The reason for the left and right specific speakers is that the side-mounted drivers in this TriAxial surround are mounted out of phase with each other, is to create a large, rear surround field. The side driver that is in phase with the front-mounted drivers, needs to be the one pointing at the front speakers for optimal surround effect placement and steering. This means that the TriAxial surrounds are mirror-image pairs.
This speaker works equally well as height or presence channels as well and can even be mounted on the ceiling with our wall-mount brackets.
Ideally, you have a rectangular room, with at least 38% of the room behind the listening position, solid front and rear walls and nothing to block the forward and rearward radiation of the TriAxial Surrounds. Unlike the front speakers, the strong front and rear wall reflections are very much part of how the TriAxial (and any other surround with side-firing drivers) surround works.
TriAxial surround speakers should be ideally mounted 50-60cm above head height and directly to the side of, to 10deg behind the listening position. Higher will work too, as will a bit further back.
Surround Back Channels
When mounting as the surround back channels in a seven-channel system, the in-phase drivers should be mounted pointing at each other in the center of the rear wall. Meaning, the Left speaker should be placed in the Right position at the back wall, and the Right speaker on the left side. This means the out-of-phase drivers are working in phase with the out-of-phase drivers on the side channels. Between them, this pairing continues to assist with placing pin-point images at the rear, whilst working with all of the other drivers to diffuse the sound field around these effects.
Positioning - Height speakers
For height duties, be it for Atmos or Auro 3d, we recommend using our dedicated Height speakers, or even our TriAxial Surround speakers.
The Height speaker can be placed directly on top of an Arendal Sound Tower speaker for a sleek set-up in your room. We do not recommend doing this if your ceiling is made of acoustically absorbing materials of any sort. The ceiling is meant to reflect the sound back down to the listening position.

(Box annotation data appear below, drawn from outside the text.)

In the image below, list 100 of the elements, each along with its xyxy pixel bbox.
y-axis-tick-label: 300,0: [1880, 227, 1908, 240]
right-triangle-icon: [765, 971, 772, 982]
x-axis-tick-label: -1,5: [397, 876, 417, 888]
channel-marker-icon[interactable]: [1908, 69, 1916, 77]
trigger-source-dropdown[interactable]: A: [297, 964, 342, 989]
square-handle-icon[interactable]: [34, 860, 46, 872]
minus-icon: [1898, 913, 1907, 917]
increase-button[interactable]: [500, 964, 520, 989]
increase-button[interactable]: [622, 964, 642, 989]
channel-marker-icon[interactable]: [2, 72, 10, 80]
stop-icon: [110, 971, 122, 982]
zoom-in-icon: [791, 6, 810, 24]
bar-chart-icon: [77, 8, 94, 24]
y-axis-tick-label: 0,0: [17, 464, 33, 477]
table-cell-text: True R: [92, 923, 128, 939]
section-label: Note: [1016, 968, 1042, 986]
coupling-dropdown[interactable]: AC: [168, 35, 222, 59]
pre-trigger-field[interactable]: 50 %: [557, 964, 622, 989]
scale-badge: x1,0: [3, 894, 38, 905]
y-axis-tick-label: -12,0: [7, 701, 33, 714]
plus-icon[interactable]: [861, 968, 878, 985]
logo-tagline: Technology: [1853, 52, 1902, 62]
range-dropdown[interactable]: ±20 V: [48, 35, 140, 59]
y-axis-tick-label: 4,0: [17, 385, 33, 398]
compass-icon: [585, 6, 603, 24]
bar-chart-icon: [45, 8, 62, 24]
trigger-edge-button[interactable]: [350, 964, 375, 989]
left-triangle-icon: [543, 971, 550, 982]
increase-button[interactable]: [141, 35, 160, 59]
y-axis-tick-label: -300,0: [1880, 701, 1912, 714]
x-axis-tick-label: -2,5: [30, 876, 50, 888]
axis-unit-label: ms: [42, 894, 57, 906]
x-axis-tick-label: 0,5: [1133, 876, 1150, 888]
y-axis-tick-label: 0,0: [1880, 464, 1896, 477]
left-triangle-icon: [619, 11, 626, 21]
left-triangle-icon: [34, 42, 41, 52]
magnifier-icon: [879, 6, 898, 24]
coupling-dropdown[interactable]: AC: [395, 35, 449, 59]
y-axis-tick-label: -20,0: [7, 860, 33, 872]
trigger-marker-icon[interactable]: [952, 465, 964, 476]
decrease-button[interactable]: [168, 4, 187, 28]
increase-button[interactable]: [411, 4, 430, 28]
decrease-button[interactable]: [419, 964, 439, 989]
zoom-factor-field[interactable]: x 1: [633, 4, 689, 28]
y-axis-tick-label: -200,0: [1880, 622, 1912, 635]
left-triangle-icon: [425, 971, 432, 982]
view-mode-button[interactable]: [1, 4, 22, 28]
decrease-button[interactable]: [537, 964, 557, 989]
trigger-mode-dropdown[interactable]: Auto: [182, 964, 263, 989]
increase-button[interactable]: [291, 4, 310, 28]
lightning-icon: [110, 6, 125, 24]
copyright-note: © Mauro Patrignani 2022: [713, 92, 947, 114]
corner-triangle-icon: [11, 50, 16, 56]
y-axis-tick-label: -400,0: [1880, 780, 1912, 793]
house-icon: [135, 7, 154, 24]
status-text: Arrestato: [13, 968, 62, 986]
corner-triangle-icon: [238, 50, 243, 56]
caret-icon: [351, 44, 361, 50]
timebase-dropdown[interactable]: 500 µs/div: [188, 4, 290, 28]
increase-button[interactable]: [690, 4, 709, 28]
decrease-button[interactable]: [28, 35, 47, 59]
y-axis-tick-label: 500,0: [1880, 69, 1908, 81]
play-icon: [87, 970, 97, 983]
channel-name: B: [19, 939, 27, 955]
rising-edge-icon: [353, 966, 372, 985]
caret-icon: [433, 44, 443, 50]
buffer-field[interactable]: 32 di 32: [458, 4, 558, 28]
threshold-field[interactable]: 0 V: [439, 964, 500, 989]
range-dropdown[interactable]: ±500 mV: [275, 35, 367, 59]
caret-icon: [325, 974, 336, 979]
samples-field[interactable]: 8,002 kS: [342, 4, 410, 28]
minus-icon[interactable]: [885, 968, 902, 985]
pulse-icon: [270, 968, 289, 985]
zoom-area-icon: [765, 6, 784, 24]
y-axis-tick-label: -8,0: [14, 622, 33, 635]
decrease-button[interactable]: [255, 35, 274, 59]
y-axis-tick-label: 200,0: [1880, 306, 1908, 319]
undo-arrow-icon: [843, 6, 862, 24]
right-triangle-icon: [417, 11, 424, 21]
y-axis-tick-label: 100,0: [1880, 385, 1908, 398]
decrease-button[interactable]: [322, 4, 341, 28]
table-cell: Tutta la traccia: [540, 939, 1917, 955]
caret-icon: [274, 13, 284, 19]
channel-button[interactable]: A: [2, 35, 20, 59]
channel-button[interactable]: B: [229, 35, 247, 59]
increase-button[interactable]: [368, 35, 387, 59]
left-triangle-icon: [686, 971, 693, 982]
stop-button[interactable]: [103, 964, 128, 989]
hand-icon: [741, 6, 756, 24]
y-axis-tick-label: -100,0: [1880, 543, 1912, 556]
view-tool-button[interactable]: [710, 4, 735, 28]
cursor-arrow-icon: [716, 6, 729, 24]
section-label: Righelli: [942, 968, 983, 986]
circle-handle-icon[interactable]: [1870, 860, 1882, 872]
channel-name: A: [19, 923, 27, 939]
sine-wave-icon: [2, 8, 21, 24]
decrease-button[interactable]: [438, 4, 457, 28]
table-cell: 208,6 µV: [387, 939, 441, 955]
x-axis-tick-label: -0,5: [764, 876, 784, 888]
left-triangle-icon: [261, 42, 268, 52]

The acoustically best option for mounting the Height speakers is directly in the ceiling with a VESA100 mount, or on the wall close to the ceiling. Mount it so that it points towards the listening position, refer to a specific setup for the type of format you are listening to, be it Atmos, Auro 3d or any other format with height duties.
Arendal Sound TriAxial surround speakers can very well be utilized for height duties. For Atmos setups with only 2 ceiling channels, they make a perfect choice, as with the side drivers enabled they will dish up a very involving sound stage that gives all listening positions a better sound comparatively to monopole designs. They should be mounted right and left for surround duties, with the full-range drivers pointing to the front and back of the room, with the tweeters facing each other. For setups with more than two height channels, we recommend monopole speakers.
- Try to avoid enclosing the center speaker in a cabinet or between shelves of a rack.
- Position the speaker at ear level. If you can’t point them up or down so they point at ear level.
- Position the left and right speakers at a maximum of 60deg, but no closer than 30cm to the nearest wall and preferably more to the sides.
- Cover the first reflection point on the floor with a rug as a minimum.
- Toe the speakers in to point directly at the center listening position, even if you habitually sit off-axis.
Now you can press the Auto EQ button!